56:32 - What are the risks of sterilisation?

What are the risks of sterilisation?

Chris: - Okay. So these are methods of sterilisation. Tubal ligation means that you go inside the peritoneal cavity in the woman, in the pelvis. You identify the fallopian tube on each side. You can see that quite easily because they're about 5 mm across, and you clamp them. You put a very large paper clip which is squashed onto the tube, and it crunches the tube closed. And the idea of that is that then what it does is basically squashes the tubes so that the egg released by the ovary cannot make its way down the tube to get into the uterus. And at the same time, a sperm cannot get along the tube to meet the egg and fertilize it. Otherwise, you might get the risk of what's called an ectopic pregnancy, the actual egg starting to be fertilized and grow outside the uterus.The risks of tubal ligation are that it doesn't work. It's a small risk but there's nonetheless a risk that you could fail to completely close off the pathway. Another possibility with any invasive procedure is, of course, that you can cause pain. You could cause bleeding. You could get a localized infection.With vasectomy, it's a very safe procedure, pretty similar though. You basically are cutting, folding back on themselves and tying off the vas deferens, which are the tubes that carry sperm from the testicle up inside the body. The idea being that then you interrupt the route that the sperm will follow after the testes. The risks are pretty similar to having tubal ligation and the fact is that occasionally there is incomplete severance. There may be a route by which sperm can still make it through. Also, you don't stop being fertile. The minute you have it done there's a flush out or a washout period afterwards.And so if someone just has a vasectomy and then assumes they're now no longer capable of fathering children, they could be in for a shock.Helen: - And presumably the same question that we had before comes up here that sperm - oh and the testicles that, if it's not got any way of getting out, it just stays there: but also is broken down over time if it's not actually released.Chris: - Yeah, you don't end up with your testicles expanding pervasively.Helen: - I did always wonder about that, actually.Chris: - With all the trapped sperm that's, sort of, left stuck there. Unfortunately, no it doesn't happen. Thankfully, I suppose. (Laughing) In fact, it's just basically broken down and those cellular constituents get recycled.

58:48 - How many children does a sperm donor father?

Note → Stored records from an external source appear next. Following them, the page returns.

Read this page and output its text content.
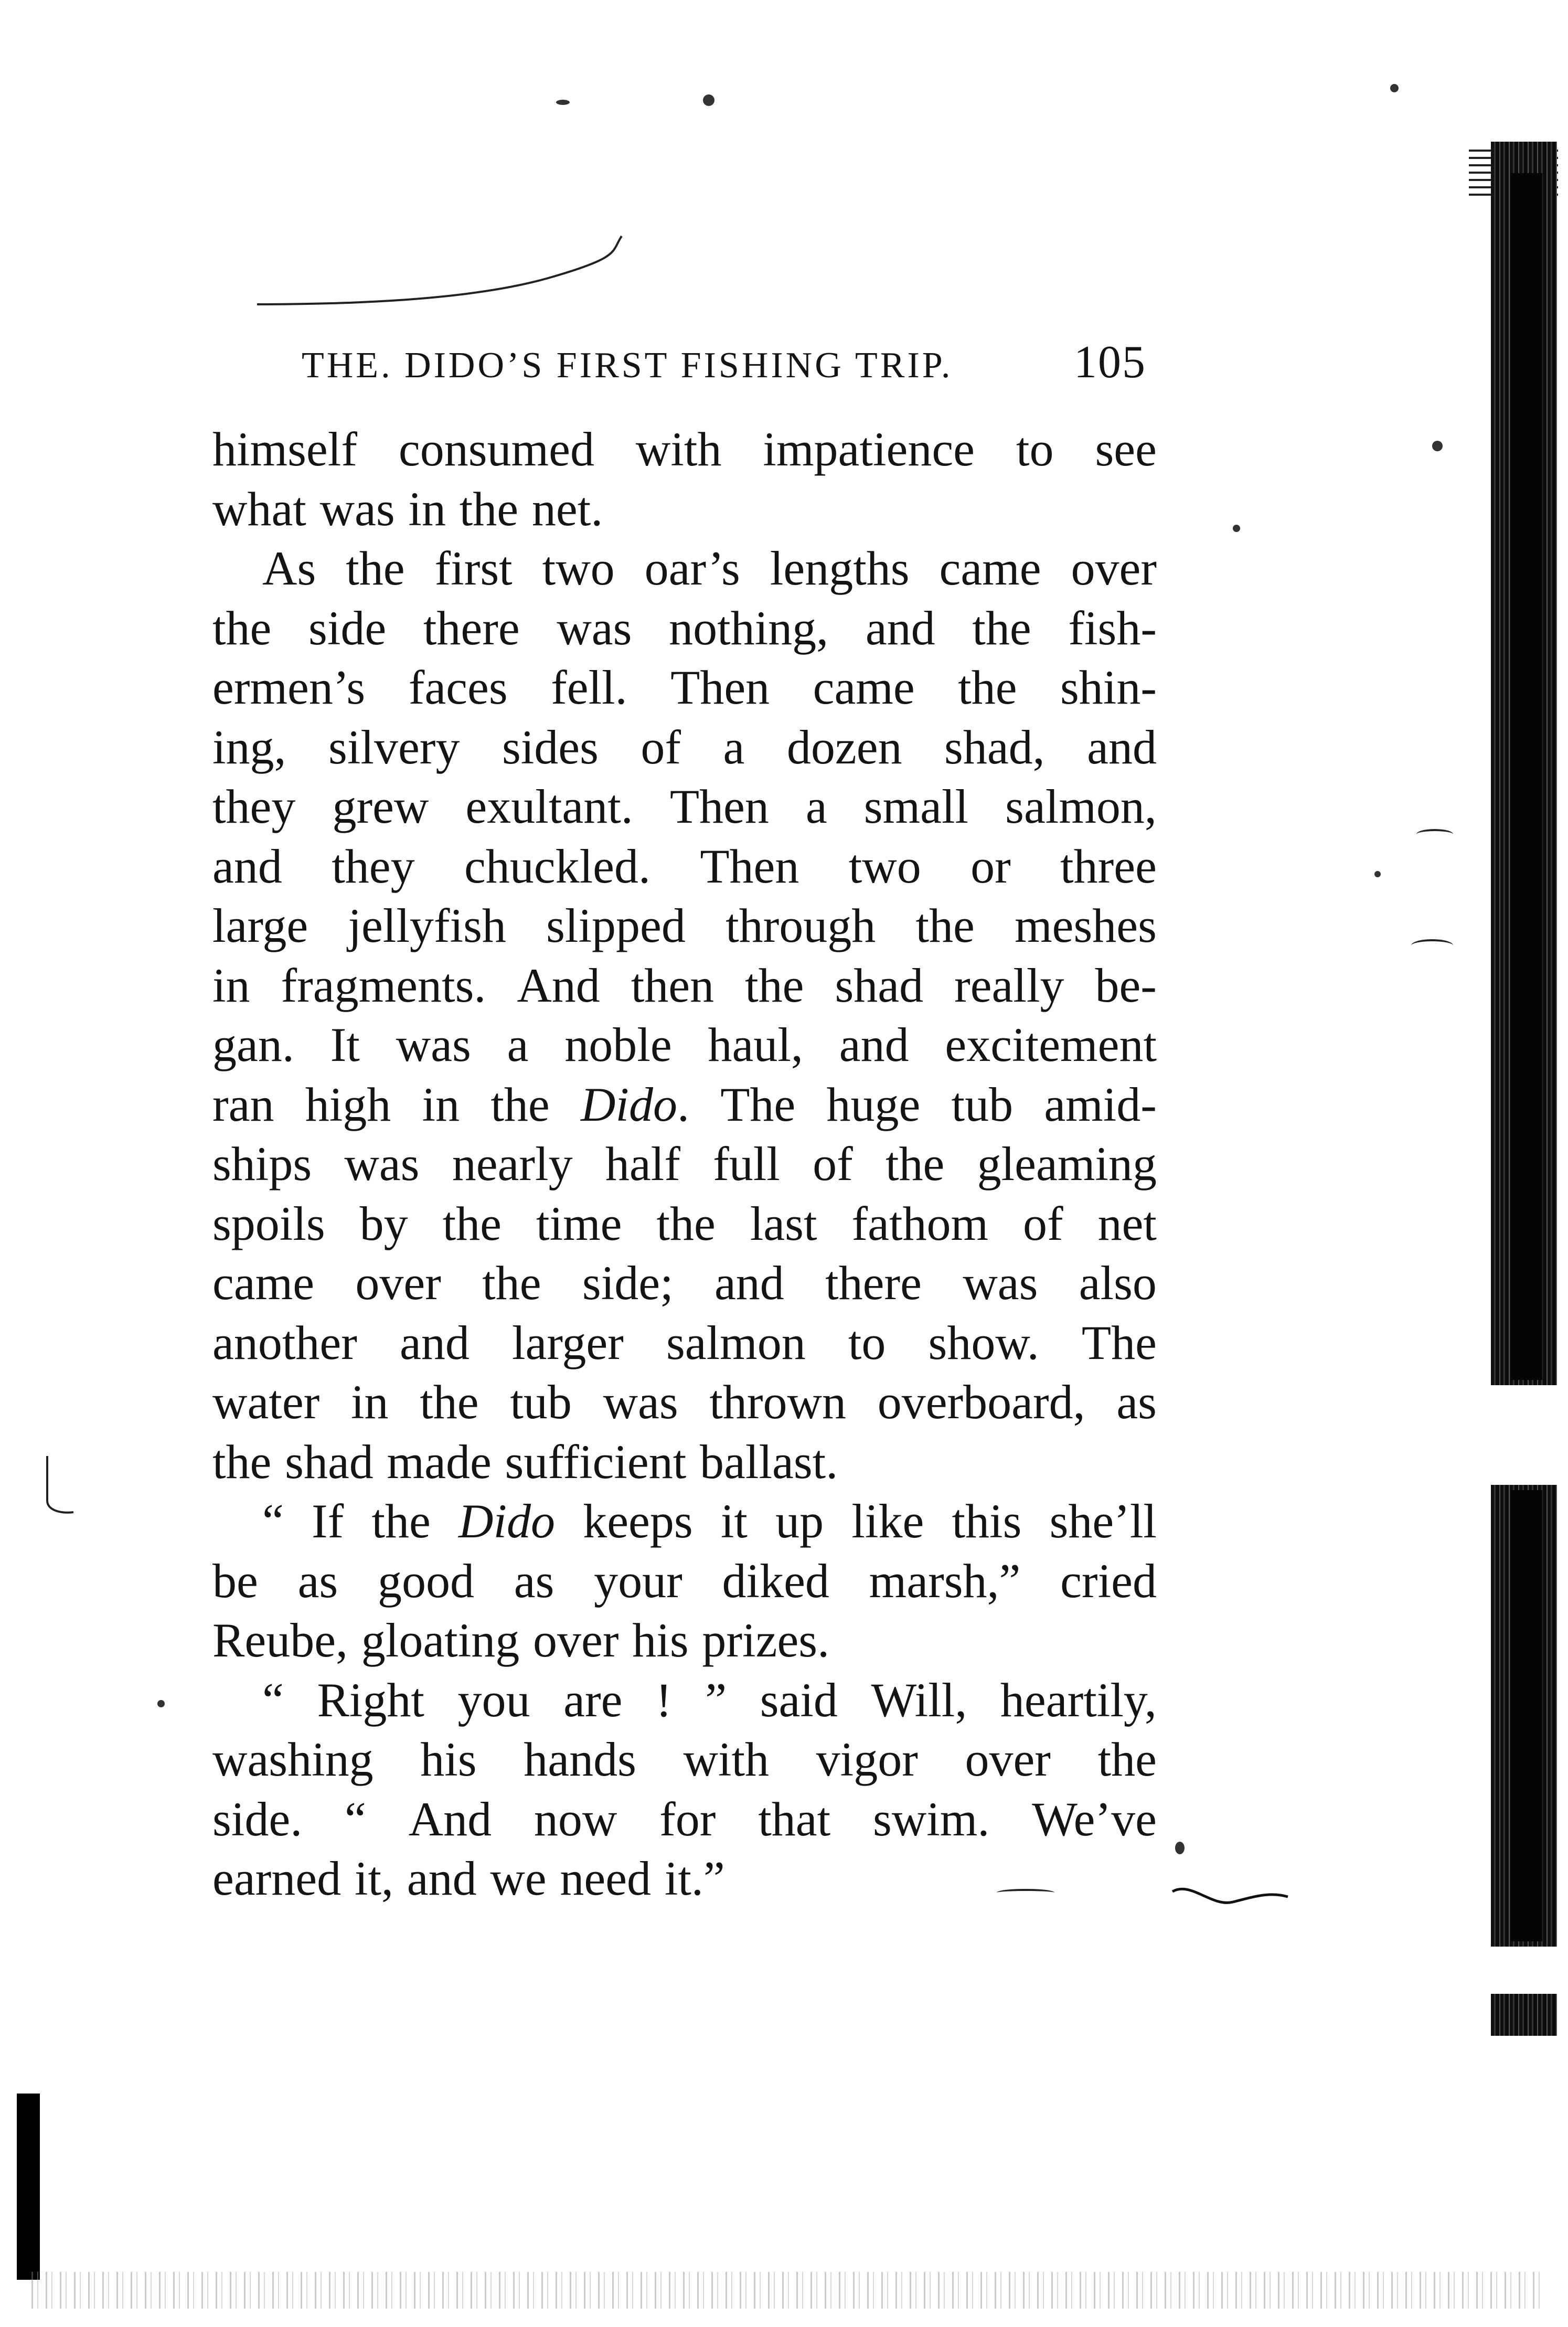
THE. DIDO’S FIRST FISHING TRIP.	105
himself consumed with impatience to see
what was in the net.
As the first two oar’s lengths came over
the side there was nothing, and the fish-
ermen’s faces fell. Then came the shin-
ing, silvery sides of a dozen shad, and
they grew exultant. Then a small salmon,
and they chuckled. Then two or three
large jellyfish slipped through the meshes
in fragments. And then the shad really be-
gan. It was a noble haul, and excitement
ran high in the Dido. The huge tub amid-
ships was nearly half full of the gleaming
spoils by the time the last fathom of net
came over the side; and there was also
another and larger salmon to show. The
water in the tub was thrown overboard, as
the shad made sufficient ballast.
“ If the Dido keeps it up like this she’ll
be as good as your diked marsh,” cried
Reube, gloating over his prizes.
“ Right you are ! ” said Will, heartily,
washing his hands with vigor over the
side. “ And now for that swim. We’ve
earned it, and we need it.”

If you donate sperm to help couples conceive, how many children are you likely to father?

How many children does a sperm donor father?

We put this to Wendy Kramer, Co-founder and Director of the Donor Sibling Registry:Well, the answer to that is a little bit tricky because nobody keeps track. What we do know is that the guidelines here in the US are supposed to be that only 25 pregnancies per 800,000 of a population area should be allowed for each donor. So that would mean that what they would like to do is limit each donor to 380 children. But the bottom line is, the sperm banking industry doesn't keep track. They don't have accurate record keeping. So they really don't know how many kids are born from any one donor.For instance, we have one donor on our site that says they donated two times a week for two and a half years. And this is pretty common. Each one of his donations turned into approximately 10 to 15 vials. So he produced over 3000 vials during that time. So just for that one donor, 3000 vials were sent out. But we don't know many children were born from those 3000. You could say, maybe up to 3000, but we don't know. What we do know is that on our website we have very large groups of half-siblings. They're people born from the same donor. Many in their 20s, 30s, 40s, 50s, with the largest group that we know being just over 125.